SPRINGFIELD, Mass. (WWLP) – Homeowners in Springfield are encouraged to apply for funds to help remove lead-based paint.
The city-wide lead abatement program offers funds to Springfield residents in the form of grants to single-family homeowners and forgivable loans for investor-owned properties. The City procures a licensed lead abatement contractor for the work to be done and manages the project from start to finish, assisting the homeowner in overseeing completion.
According to a news release sent to 22News from the Public Health Institute of Western Massachusetts, Springfield is one of the highest risk communities in Massachusetts for lead poisoning, based on the number of children identified as having elevated blood lead levels; the percentage of families living below 200% of their poverty threshold; and the percentage of housing built before 1978.

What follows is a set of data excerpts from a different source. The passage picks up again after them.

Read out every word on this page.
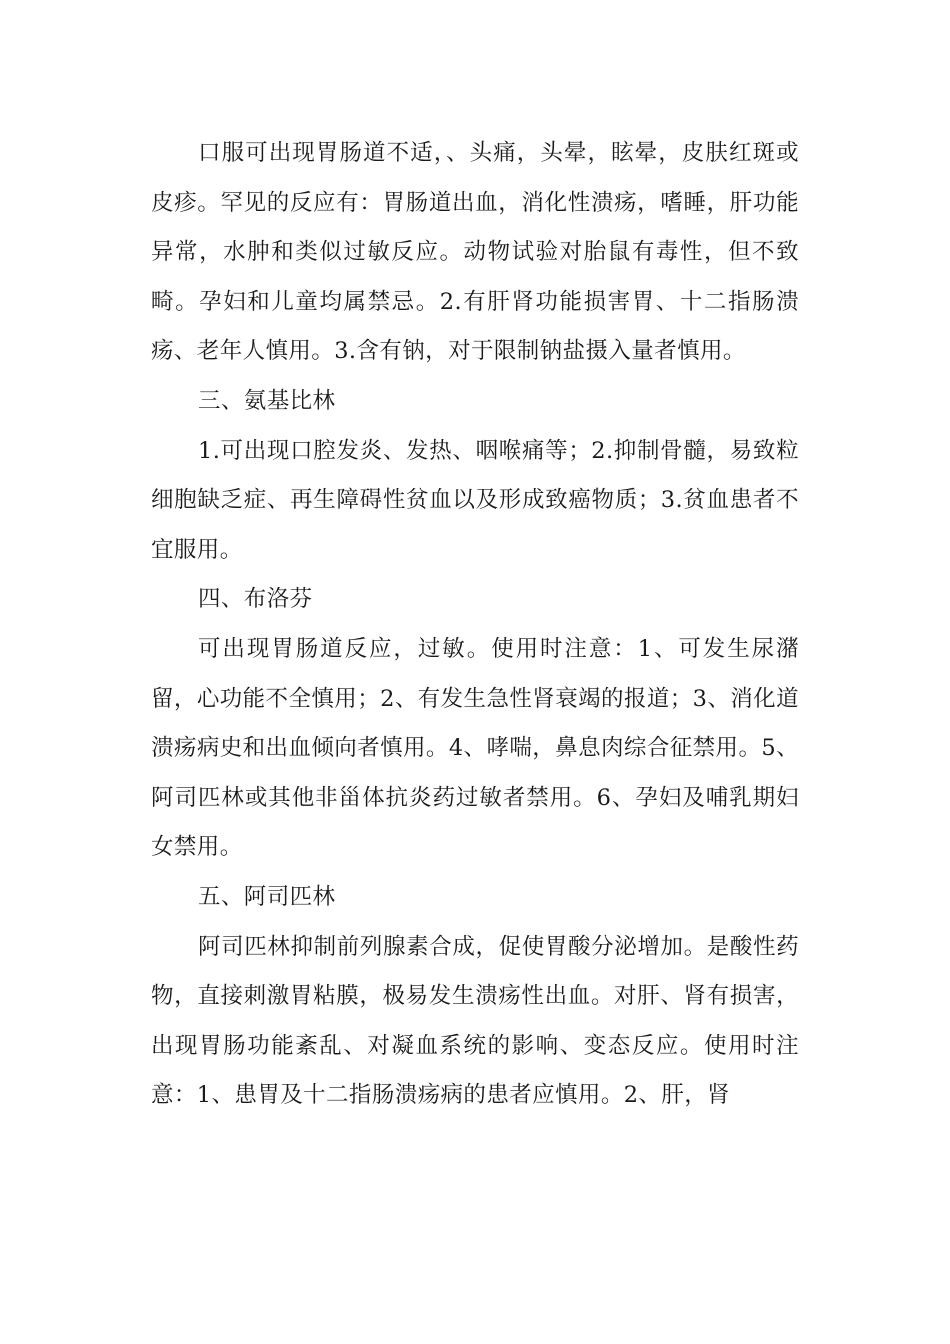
口服可出现胃肠道不适，、头痛，头晕，眩晕，皮肤红斑或皮疹。罕见的反应有：胃肠道出血，消化性溃疡，嗜睡，肝功能异常，水肿和类似过敏反应。动物试验对胎鼠有毒性，但不致畸。孕妇和儿童均属禁忌。2.有肝肾功能损害胃、十二指肠溃疡、老年人慎用。3.含有钠，对于限制钠盐摄入量者慎用。

三、氨基比林

1.可出现口腔发炎、发热、咽喉痛等；2.抑制骨髓，易致粒细胞缺乏症、再生障碍性贫血以及形成致癌物质；3.贫血患者不宜服用。

四、布洛芬

可出现胃肠道反应，过敏。使用时注意：1、可发生尿潴留，心功能不全慎用；2、有发生急性肾衰竭的报道；3、消化道溃疡病史和出血倾向者慎用。4、哮喘，鼻息肉综合征禁用。5、阿司匹林或其他非甾体抗炎药过敏者禁用。6、孕妇及哺乳期妇女禁用。

五、阿司匹林

阿司匹林抑制前列腺素合成，促使胃酸分泌增加。是酸性药物，直接刺激胃粘膜，极易发生溃疡性出血。对肝、肾有损害，出现胃肠功能紊乱、对凝血系统的影响、变态反应。使用时注意：1、患胃及十二指肠溃疡病的患者应慎用。2、肝，肾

We would love to have more homeowners, more residents take advantage of the funds that we have remaining, and there’s quite a bit. The benefits are tremendously important, particularly to the health and well being of young peopleNigel Greaves, Senior Program Manager, Lead Hazard Reduction Program
Wesley Swan, a Springfield homeowner, said, “As a first-time homebuyer of a two-family home, I wanted to do some work to prepare the rental unit for occupancy. Participating in the lead abatement program allowed me to not only fast track that rehab I had in mind, but also opened up the pool of tenant applicants I could move in. There’s a real benefit to removing concerns about future liability and just the peace of mind knowing that it’s lead safe.”
Lead Abatement Funds Qualifications:
- Properties must be income eligible (earning up to 80% of area median income)
- Have a child under six years of age or a pregnant woman residing in the home
- Homeowner must remain in the home or continue to rent to qualified families for at least three years after work is completed.
Total Funding Available:
- Owner-occupants residing in a single family home may be eligible for up to $20,000 in grant funding.
- Owner-occupants residing in one unit of a 2-4 family dwelling may be eligible for a $20,000, deferred payment, 0% interest loan.
- Investment owners may be eligible for a $13,000, deferred payment, 0% loan.
According to Geraldine McCafferty, Director of Housing for the City of Springfield, “The federal government continues to demonstrate its support for lead paint abatement services for low-income families, and it’s great to be able to share these resources with families in need with the funds the City now has available.”
Lead is a highly toxic metal that may cause a range of health problems, especially in young children. When lead is absorbed into the body, it can cause damage to the brain and other vital organs, like the kidneys, nerves and blood.
Lead may also cause behavioral problems, learning disabilities, seizures and in extreme cases, death. Some symptoms of lead poisoning may include headaches, stomachaches, nausea, tiredness and irritability. Children who are lead poisoned may show no symptoms.
Both inside and outside the home, deteriorated lead-paint mixes with household dust and soil and becomes tracked in. Children may become lead poisoned by:
- Putting their hands or other lead-contaminated objects into their mouths,
- Eating paint chips found in homes with peeling or flaking lead-based paint, or
- Playing in lead-contaminated soil
What can you do?
If your home was built before 1978:
- Wipe down flat surfaces, like window sills, with a damp paper towel and throw away the paper towel,
- Mop smooth floors (using a damp mop) weekly to control dust,
- Take off shoes when entering the house
- Vacuum carpets and upholstery to remove dust,
- If possible, use a vacuum with a HEPA filter or a “higher efficiency” collection bag,
- Pick up loose paint chips carefully with a paper towel and discard in the trash, then wipe the surface clean with a wet paper towel,
- Take precautions to avoid creating lead dust when remodeling, renovating or maintaining your home,
- Test for lead hazards by a lead professional. (Have the soil tested too).
For your child:
- Have your child’s blood lead level tested at age 1 and 2. Children from 3 to 6 years of age should have their blood tested, if they have not been tested before and:
- They live in or regularly visit a house built before 1950,
- They live in or regularly visit a house built before 1978 with on-going or recent renovations or remodeling
- They have a sibling or playmate who has or did have lead poisoning
- Frequently wash your child’s hands and toys to reduce contact with dust,
- Use cold tap water for drinking and cooking
- Avoid using home remedies (such as azarcon, greta, pay-loo-ah, or litargirio) and cosmetics (such as kohl or alkohl) that contain lead
- Certain candies, such as tamarindo candy jam products from Mexico, may contain high levels of lead in the wrapper or stick. Be cautious when providing imported candies to children
- Some tableware, particularly folk terra cotta plates and bowls from Latin America, may contain high levels of lead that can leach into food.
“Lead poisoning leads to long-term health impacts for children and for adults. During the pandemic, many people have started home renovation projects not anticipating that they may be risking exposure to hazardous lead dust,” noted Sarita Hudson, Director of Programs and Development for the Public Health Institute of Western Massachusetts.